Lee: We have noted that the president’s racist attacks have to do with his racism, certainly, but also reveal what little tolerance he has of oversight and any investigation that would reveal the truth. His attacks on Mr. Cummings thus has a connection to Mr. Coats’ resignation, as it does to former Special Counsel Robert Mueller’s performance last week (I have noted elsewhere why Mr. Mueller’s testimony had the results we predicted:
What we predicted was that Robert Mueller’s testimony would be ineffectual—no matter the method by which it is made… https://t.co/uUPpvz4nZ8— Bandy X Lee, MD, MDiv (@Bandy X Lee, MD, MDiv) 1564095707.0
It also has a connection to his policy of torturing migrant families, his reinstitution of the federal death penalty, and his affinity for autocratic leaders, not in spite of but because of their cruelty. Racism will not only “come out of the shadows” but will turn virulent, as will torture, injustice, and human rights abuses. This is why we stated, at the end of our town hall last week (https://www.washingtonexaminer.com/policy/healthcare/dangerous-to-an-unprecedented-degree-psychiatrists-warn-congress-that-trump-incites-violence), that we cannot further delay containing this president.

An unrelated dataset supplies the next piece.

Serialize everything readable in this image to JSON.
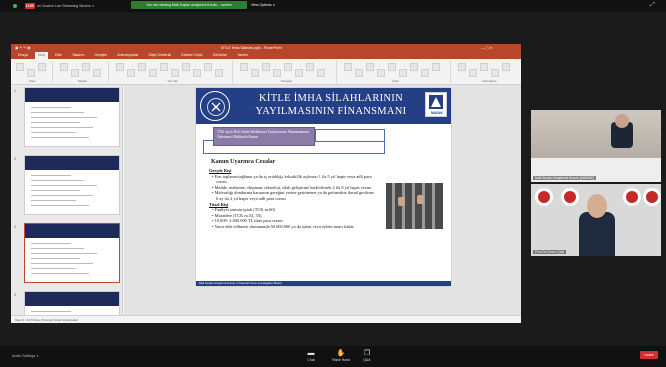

We must remember the lead-up to the 2018 election, which produced the worst anti-Semitic attack in U.S. history and the unprecedented political targeting by a pipe bomber. We have had racist presidents in the past, but no recent ones have translated directly into unprecedented hate crimes starting on the morning after election, deadly neo-Nazi rallies, doubling of white supremacist murders during the first year in office, and a new report showing a jump in domestic terrorism that is mostly white nationalist. We have to prepare for the 2020 campaign being much worse.

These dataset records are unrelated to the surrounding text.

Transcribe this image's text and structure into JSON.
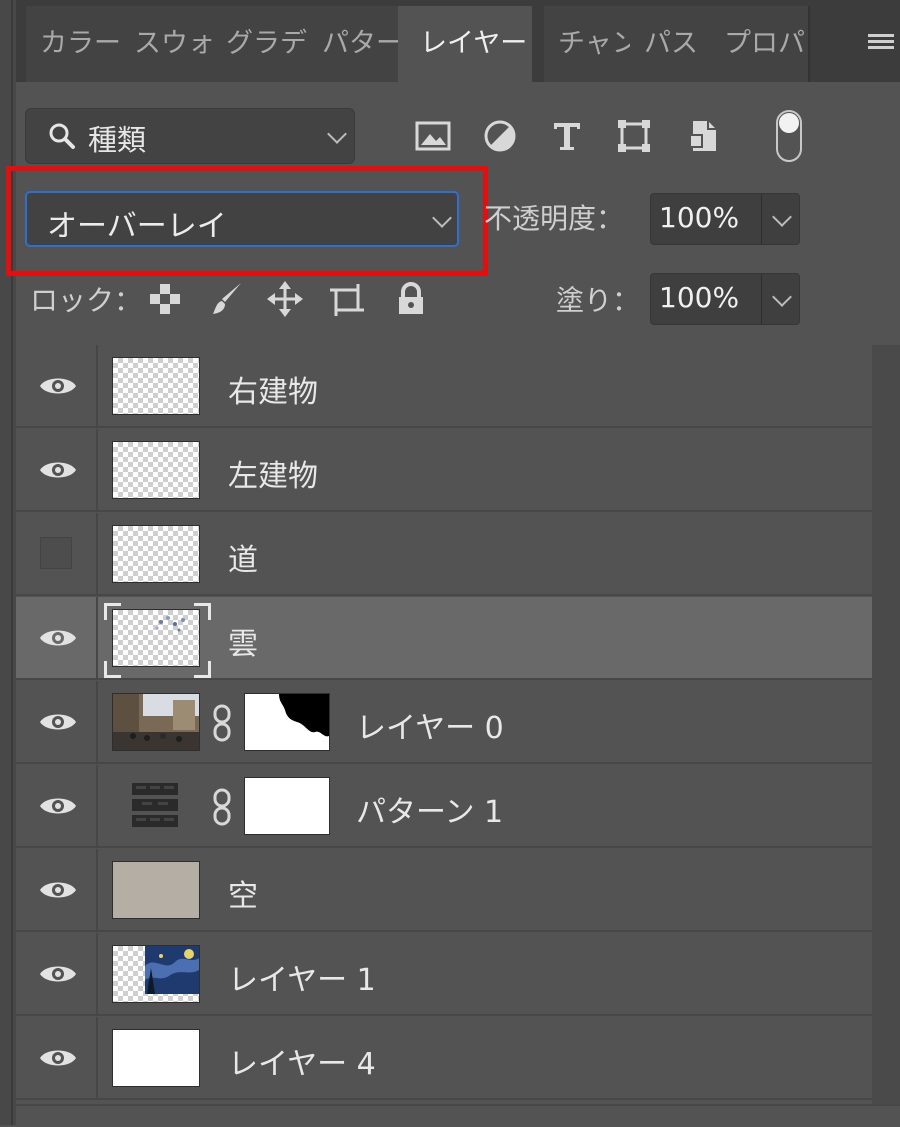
{
  "tabs": [
    {
      "label": "カラー",
      "active": false
    },
    {
      "label": "スウォ",
      "active": false
    },
    {
      "label": "グラデ",
      "active": false
    },
    {
      "label": "パター",
      "active": false
    },
    {
      "label": "レイヤー",
      "active": true
    },
    {
      "label": "チャン",
      "active": false
    },
    {
      "label": "パス",
      "active": false
    },
    {
      "label": "プロパ",
      "active": false
    }
  ],
  "filter": {
    "kind_label": "種類",
    "icons": [
      "image-filter-icon",
      "adjustment-filter-icon",
      "type-filter-icon",
      "shape-filter-icon",
      "smart-object-filter-icon"
    ]
  },
  "blend": {
    "mode": "オーバーレイ",
    "opacity_label": "不透明度：",
    "opacity_value": "100%"
  },
  "lock": {
    "label": "ロック：",
    "fill_label": "塗り：",
    "fill_value": "100%"
  },
  "layers": [
    {
      "name": "右建物",
      "visible": true,
      "thumb": "transparent"
    },
    {
      "name": "左建物",
      "visible": true,
      "thumb": "transparent"
    },
    {
      "name": "道",
      "visible": false,
      "thumb": "transparent"
    },
    {
      "name": "雲",
      "visible": true,
      "thumb": "transparent",
      "selected": true
    },
    {
      "name": "レイヤー 0",
      "visible": true,
      "thumb": "photo",
      "mask": true
    },
    {
      "name": "パターン 1",
      "visible": true,
      "thumb": "pattern",
      "mask": true
    },
    {
      "name": "空",
      "visible": true,
      "thumb": "solid"
    },
    {
      "name": "レイヤー 1",
      "visible": true,
      "thumb": "painting"
    },
    {
      "name": "レイヤー 4",
      "visible": true,
      "thumb": "white"
    }
  ],
  "colors": {
    "panel_bg": "#535353",
    "selected_row": "#696969",
    "highlight": "#e01010",
    "focus_border": "#2f6fd1",
    "sky_swatch": "#b4aea4"
  }
}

Raw Story: How can we get more of this known to the general public?
Lee: No expert would dispute the fact that thought reform by controlling information is detrimental to the public’s health and ability to protect its own safety. Yet this is what impaired leaders require and what the American Psychiatric Association responded to when it issued a gag rule that allowed no exceptions or even implementation of the original Goldwater rule. The original Goldwater rule was a mandate to act on behalf of public health to educate about public figures when asked—without diagnosing. The APA under Trump only emphasized the outdated part: that a personal examination is required for diagnosis, when this is no longer true according to research or practice guidelines.

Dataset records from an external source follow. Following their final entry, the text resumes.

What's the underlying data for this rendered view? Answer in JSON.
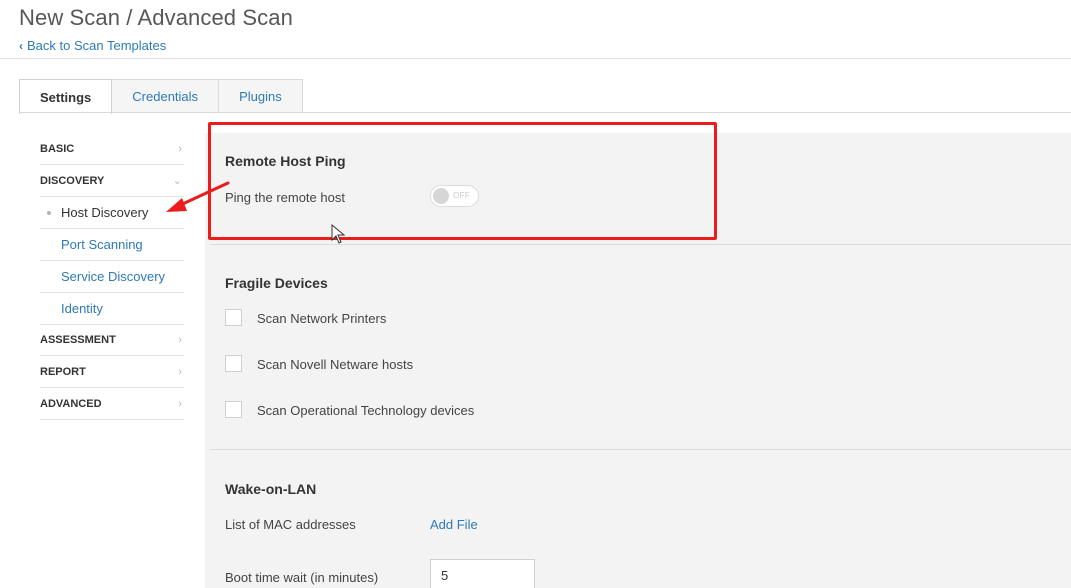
{
  "header": {
    "title": "New Scan / Advanced Scan",
    "back_link": "Back to Scan Templates"
  },
  "tabs": [
    {
      "label": "Settings",
      "active": true
    },
    {
      "label": "Credentials",
      "active": false
    },
    {
      "label": "Plugins",
      "active": false
    }
  ],
  "sidebar": {
    "basic": "BASIC",
    "discovery": "DISCOVERY",
    "discovery_items": [
      "Host Discovery",
      "Port Scanning",
      "Service Discovery",
      "Identity"
    ],
    "assessment": "ASSESSMENT",
    "report": "REPORT",
    "advanced": "ADVANCED"
  },
  "remote_host_ping": {
    "title": "Remote Host Ping",
    "ping_label": "Ping the remote host",
    "toggle_state": "OFF"
  },
  "fragile_devices": {
    "title": "Fragile Devices",
    "options": [
      {
        "label": "Scan Network Printers",
        "checked": false
      },
      {
        "label": "Scan Novell Netware hosts",
        "checked": false
      },
      {
        "label": "Scan Operational Technology devices",
        "checked": false
      }
    ]
  },
  "wake_on_lan": {
    "title": "Wake-on-LAN",
    "mac_label": "List of MAC addresses",
    "add_file": "Add File",
    "boot_label": "Boot time wait (in minutes)",
    "boot_value": "5"
  },
  "colors": {
    "link": "#2d7ab8",
    "highlight": "#ea1c1c"
  }
}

The public should demand investigation of the president’s mental capacity. Someone who has a guilty mind—or “mens rea,” as we call it—will be all the more dangerous when also lacking mental capacity. “Just” a guilty mind, for example, may stop short of destroying the world if there were nothing to be gained from it. Someone who lacks mental capacity, on the other hand, may inflate self-image in grotesque ways, more so with more time spent in power, and easily sacrifice national security for it. This is why it is important to know that mental incapacity can coexist with criminal responsibility, and of the two, mental incapacity is the greater national security emergency.